Monday 28 of January 2008 16:16:23 Jonas Oreland napisał(a):
> Łukasz Osipiuk / Gadu-Gadu wrote:
> > Hello,
> >
> > I have a question concerning MySQL Cluster client library
> > implementation (hope I reached correct mailing list :).
> >
> > We are using libndbclient.so (telco branch: 5.1.23-ndb-6.3.7 compiled
> > under Linux 2.6 amd64) in the application which creates many file
> > descriptors (i.e TCP connections).  We are experiencing crashes of
> > client application (SIGSEGV with stack corruption) if shutdown one of
> > cluster nodes (leaving a cluster, as a whole, operational).
> >
> > After analysis of libndbclient code we found out that it uses select
> > in the loop which tries to reestablish connection with shutdown node.
> > (e.g. code in storage/ndb/src/common/util/SocketClient.cpp)
> >
> > As soon as number of used file descriptors in our application exceeds
> > 1024, Cluster client library starts to make invalid calls to select()

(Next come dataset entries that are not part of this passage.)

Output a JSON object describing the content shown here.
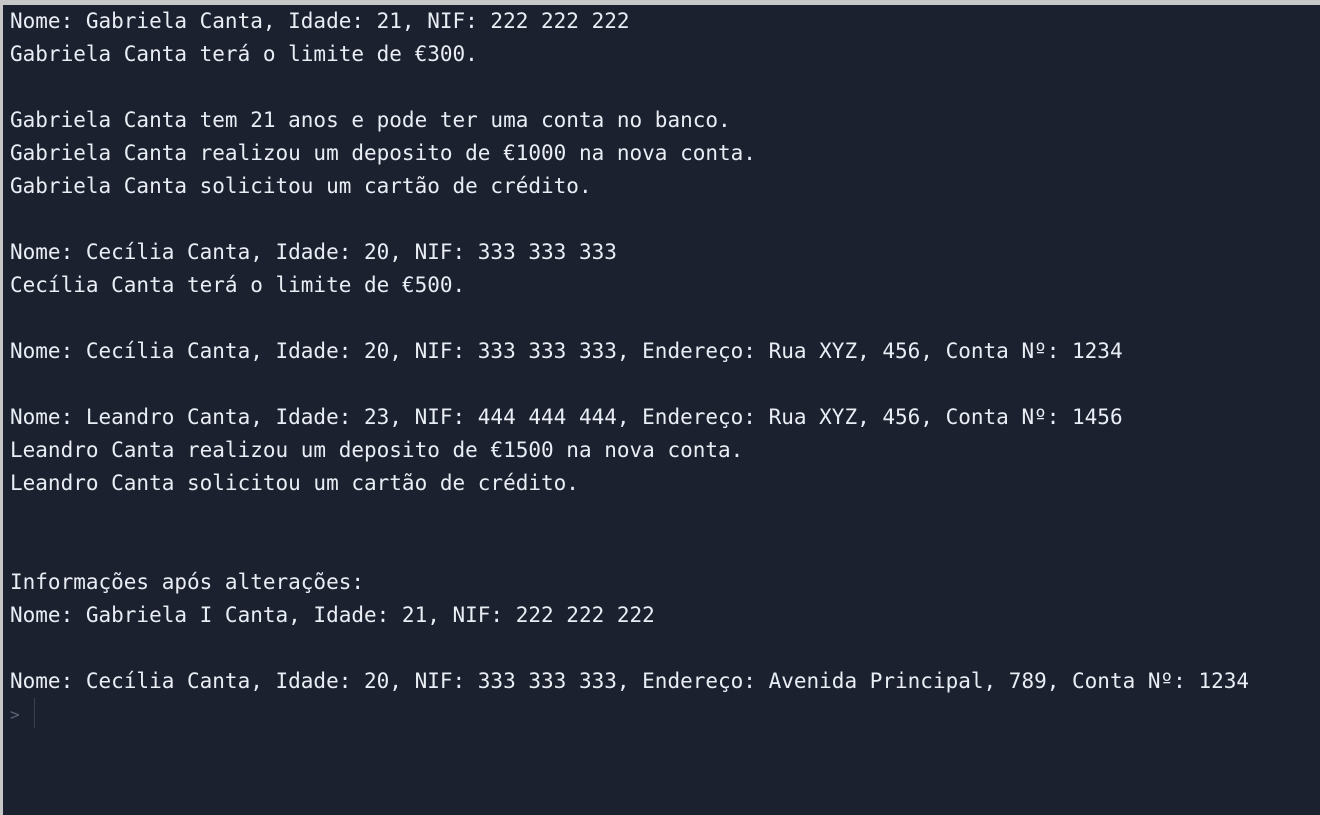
{
  "console": {
    "lines": [
      "Nome: Gabriela Canta, Idade: 21, NIF: 222 222 222",
      "Gabriela Canta terá o limite de €300.",
      "",
      "Gabriela Canta tem 21 anos e pode ter uma conta no banco.",
      "Gabriela Canta realizou um deposito de €1000 na nova conta.",
      "Gabriela Canta solicitou um cartão de crédito.",
      "",
      "Nome: Cecília Canta, Idade: 20, NIF: 333 333 333",
      "Cecília Canta terá o limite de €500.",
      "",
      "Nome: Cecília Canta, Idade: 20, NIF: 333 333 333, Endereço: Rua XYZ, 456, Conta Nº: 1234",
      "",
      "Nome: Leandro Canta, Idade: 23, NIF: 444 444 444, Endereço: Rua XYZ, 456, Conta Nº: 1456",
      "Leandro Canta realizou um deposito de €1500 na nova conta.",
      "Leandro Canta solicitou um cartão de crédito.",
      "",
      "",
      "Informações após alterações:",
      "Nome: Gabriela I Canta, Idade: 21, NIF: 222 222 222",
      "",
      "Nome: Cecília Canta, Idade: 20, NIF: 333 333 333, Endereço: Avenida Principal, 789, Conta Nº: 1234"
    ],
    "prompt": ">"
  },
  "colors": {
    "background": "#1c2130",
    "text": "#e9edf4",
    "prompt": "#5d6578"
  }
}
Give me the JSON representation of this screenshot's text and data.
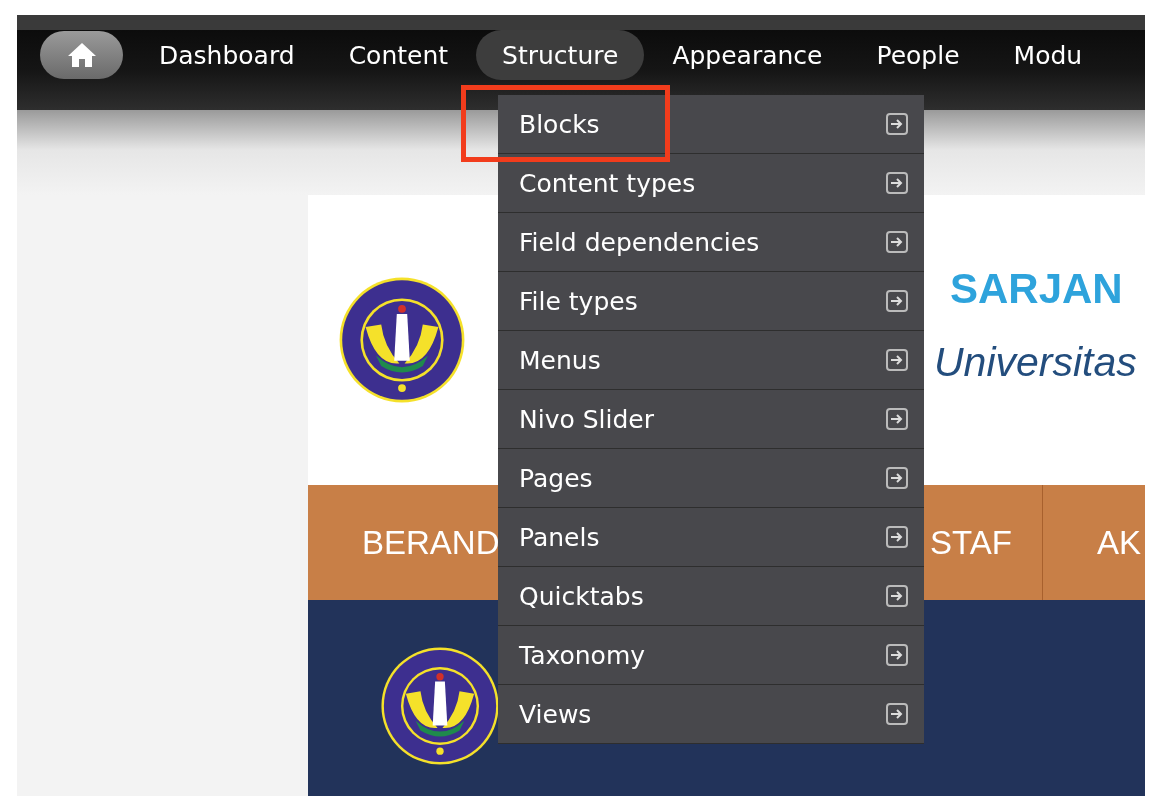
{
  "toolbar": {
    "items": [
      {
        "label": "Dashboard",
        "selected": false
      },
      {
        "label": "Content",
        "selected": false
      },
      {
        "label": "Structure",
        "selected": true
      },
      {
        "label": "Appearance",
        "selected": false
      },
      {
        "label": "People",
        "selected": false
      },
      {
        "label": "Modu",
        "selected": false
      }
    ]
  },
  "dropdown": {
    "items": [
      {
        "label": "Blocks",
        "highlighted": true
      },
      {
        "label": "Content types",
        "highlighted": false
      },
      {
        "label": "Field dependencies",
        "highlighted": false
      },
      {
        "label": "File types",
        "highlighted": false
      },
      {
        "label": "Menus",
        "highlighted": false
      },
      {
        "label": "Nivo Slider",
        "highlighted": false
      },
      {
        "label": "Pages",
        "highlighted": false
      },
      {
        "label": "Panels",
        "highlighted": false
      },
      {
        "label": "Quicktabs",
        "highlighted": false
      },
      {
        "label": "Taxonomy",
        "highlighted": false
      },
      {
        "label": "Views",
        "highlighted": false
      }
    ]
  },
  "site": {
    "title": "SARJAN",
    "subtitle": "Universitas",
    "nav": [
      {
        "label": "BERAND"
      },
      {
        "label": "STAF"
      },
      {
        "label": "AK"
      }
    ]
  }
}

> > function. The file descriptor it gets from socket() call is >= than
> > 1024 (FD_SETSIZE), and calling select with such fd crashes client app
> > (doc: http://linux.die.net/man/2/select).
> >
> > And here comes the question (more than one really):
> >
> > * is the problem known?
>
> i think you're the first to report it...
>
> > * if so were there any attempts to fix/change client app behavior?